Figure 7: Performance of the model on SHD using a recurrent network under perturbations of different distribution probabilities $p$.

Ablation and Architectural Analysis

Ablation studies confirm that the dynamic gating component is essential for robust performance. Models with only static gating (leak conductance) exhibit inferior accuracy and noise resistance.

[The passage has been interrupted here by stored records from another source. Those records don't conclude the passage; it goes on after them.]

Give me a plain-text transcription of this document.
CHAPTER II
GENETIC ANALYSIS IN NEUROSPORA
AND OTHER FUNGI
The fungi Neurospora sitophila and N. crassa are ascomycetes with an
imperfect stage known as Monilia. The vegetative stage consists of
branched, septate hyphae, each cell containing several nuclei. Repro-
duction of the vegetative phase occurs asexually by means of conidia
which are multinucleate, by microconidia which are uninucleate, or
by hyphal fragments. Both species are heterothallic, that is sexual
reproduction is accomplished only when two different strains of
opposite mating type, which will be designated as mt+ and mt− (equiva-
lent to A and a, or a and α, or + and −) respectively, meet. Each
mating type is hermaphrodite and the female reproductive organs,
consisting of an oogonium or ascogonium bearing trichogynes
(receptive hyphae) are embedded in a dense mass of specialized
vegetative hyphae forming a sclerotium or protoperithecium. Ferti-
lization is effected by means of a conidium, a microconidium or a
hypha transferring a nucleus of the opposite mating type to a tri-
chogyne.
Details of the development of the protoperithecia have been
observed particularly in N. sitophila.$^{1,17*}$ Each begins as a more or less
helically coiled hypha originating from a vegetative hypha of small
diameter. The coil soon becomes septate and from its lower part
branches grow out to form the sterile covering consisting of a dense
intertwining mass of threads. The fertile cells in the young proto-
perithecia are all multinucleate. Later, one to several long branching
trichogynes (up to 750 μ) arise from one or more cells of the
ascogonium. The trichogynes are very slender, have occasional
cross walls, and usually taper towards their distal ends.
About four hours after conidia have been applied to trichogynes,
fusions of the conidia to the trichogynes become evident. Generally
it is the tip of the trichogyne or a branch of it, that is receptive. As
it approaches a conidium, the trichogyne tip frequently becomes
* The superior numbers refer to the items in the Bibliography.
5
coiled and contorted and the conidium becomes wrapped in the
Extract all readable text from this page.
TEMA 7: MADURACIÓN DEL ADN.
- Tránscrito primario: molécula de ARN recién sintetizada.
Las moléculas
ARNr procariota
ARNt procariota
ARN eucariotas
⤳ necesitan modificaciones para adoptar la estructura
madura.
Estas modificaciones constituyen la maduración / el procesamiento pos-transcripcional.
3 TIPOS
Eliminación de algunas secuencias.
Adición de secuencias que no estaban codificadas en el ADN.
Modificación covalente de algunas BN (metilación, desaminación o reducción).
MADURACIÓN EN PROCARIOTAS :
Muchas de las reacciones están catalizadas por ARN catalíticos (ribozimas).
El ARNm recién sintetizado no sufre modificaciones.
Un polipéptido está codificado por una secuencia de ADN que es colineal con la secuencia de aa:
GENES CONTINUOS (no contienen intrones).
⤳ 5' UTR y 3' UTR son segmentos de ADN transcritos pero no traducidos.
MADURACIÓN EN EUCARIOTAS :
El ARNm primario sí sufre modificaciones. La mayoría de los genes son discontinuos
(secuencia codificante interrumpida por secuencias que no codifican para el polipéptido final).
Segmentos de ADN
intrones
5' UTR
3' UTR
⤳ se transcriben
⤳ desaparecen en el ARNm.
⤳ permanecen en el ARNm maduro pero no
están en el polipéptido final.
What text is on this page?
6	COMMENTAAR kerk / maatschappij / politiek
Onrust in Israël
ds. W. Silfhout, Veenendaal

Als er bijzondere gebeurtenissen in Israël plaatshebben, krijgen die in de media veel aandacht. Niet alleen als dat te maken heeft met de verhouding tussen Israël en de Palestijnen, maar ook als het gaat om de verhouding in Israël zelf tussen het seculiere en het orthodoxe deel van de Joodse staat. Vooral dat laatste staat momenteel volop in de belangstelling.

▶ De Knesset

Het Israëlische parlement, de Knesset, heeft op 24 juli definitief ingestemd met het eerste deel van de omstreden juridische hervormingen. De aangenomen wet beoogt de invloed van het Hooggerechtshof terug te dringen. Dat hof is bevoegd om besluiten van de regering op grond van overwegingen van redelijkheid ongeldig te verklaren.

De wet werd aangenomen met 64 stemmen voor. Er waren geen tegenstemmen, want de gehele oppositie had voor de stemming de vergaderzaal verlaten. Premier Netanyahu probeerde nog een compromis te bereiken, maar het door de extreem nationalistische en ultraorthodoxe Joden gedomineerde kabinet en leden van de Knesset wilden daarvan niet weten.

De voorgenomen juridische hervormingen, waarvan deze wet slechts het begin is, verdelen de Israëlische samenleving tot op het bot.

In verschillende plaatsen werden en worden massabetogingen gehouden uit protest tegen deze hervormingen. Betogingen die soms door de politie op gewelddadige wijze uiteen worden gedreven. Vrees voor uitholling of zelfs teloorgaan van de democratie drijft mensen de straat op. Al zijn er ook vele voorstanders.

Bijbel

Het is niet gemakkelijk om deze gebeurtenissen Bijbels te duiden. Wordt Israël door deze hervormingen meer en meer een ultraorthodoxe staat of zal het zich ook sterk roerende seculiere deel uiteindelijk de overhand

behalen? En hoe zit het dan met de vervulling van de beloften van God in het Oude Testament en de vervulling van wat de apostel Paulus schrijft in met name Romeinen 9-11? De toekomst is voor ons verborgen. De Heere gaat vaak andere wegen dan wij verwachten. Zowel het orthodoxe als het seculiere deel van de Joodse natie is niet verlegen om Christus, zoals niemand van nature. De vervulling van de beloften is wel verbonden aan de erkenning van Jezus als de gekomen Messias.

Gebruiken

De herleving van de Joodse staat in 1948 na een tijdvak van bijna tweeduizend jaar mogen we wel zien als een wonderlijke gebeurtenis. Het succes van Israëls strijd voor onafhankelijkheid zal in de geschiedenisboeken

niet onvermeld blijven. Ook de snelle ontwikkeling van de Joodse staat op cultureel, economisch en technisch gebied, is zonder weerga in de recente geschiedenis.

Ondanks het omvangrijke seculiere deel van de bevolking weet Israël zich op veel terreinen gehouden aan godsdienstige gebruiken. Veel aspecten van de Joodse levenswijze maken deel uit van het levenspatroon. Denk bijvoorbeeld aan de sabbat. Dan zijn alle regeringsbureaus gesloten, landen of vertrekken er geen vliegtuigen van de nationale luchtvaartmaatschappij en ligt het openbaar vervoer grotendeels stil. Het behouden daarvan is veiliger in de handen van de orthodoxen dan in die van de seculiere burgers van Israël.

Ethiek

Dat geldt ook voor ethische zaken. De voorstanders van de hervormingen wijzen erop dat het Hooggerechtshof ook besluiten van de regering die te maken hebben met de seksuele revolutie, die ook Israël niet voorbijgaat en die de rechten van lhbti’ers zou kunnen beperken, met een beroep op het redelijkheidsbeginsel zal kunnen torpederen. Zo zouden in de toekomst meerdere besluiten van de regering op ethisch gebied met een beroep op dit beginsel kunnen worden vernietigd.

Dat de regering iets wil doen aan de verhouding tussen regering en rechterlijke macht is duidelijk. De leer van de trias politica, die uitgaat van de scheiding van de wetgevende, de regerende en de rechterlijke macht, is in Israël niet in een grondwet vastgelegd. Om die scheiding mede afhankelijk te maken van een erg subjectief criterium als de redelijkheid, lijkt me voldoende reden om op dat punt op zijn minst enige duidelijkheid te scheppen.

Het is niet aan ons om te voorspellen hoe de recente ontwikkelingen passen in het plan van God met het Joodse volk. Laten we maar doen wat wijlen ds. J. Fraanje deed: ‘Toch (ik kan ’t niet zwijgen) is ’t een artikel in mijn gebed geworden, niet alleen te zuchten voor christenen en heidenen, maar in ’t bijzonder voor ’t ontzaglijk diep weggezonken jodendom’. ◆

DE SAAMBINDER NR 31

The synergy between static and dynamic gating structures enables context-sensitive information filtering and adaptive noise suppression.

Implementation Considerations

• Training: DGN-SNNs are trained using BPTT with surrogate gradients, leveraging the unfolded computational graph for temporal credit assignment.
• Resource Requirements: DGN introduces minimal computational overhead compared to LIF, as the dynamic conductance update is efficiently implemented.
• Scalability: The model is compatible with standard SNN frameworks and can be deployed on neuromorphic hardware.
• Limitations: The paper focuses on robustness; further exploration of temporal dynamics and richer conductance models is warranted.

Implications and Future Directions

The DGN model bridges the gap between biophysical realism and computational efficiency in SNNs, providing a biologically plausible mechanism for robust spike-based computation. The demonstrated structural homology with LSTM units suggests a unifying principle for gating in neural computation. Future research may explore hierarchical conductance-based gating, integration with advanced SNN training methods, and deployment in real-world neuromorphic systems.

Conclusion

The Dynamic Gated Neuron model introduces a biologically inspired, activity-dependent conductance mechanism that functions as an intrinsic gating structure in spiking neural networks. Theoretical and empirical analyses demonstrate that DGN enables robust, efficient, and adaptive computation, outperforming conventional neuron models under noise and adversarial perturbations. This work establishes dynamic conductance gating as a key principle for resilient spike-based computation and opens new avenues for biologically grounded SNN design.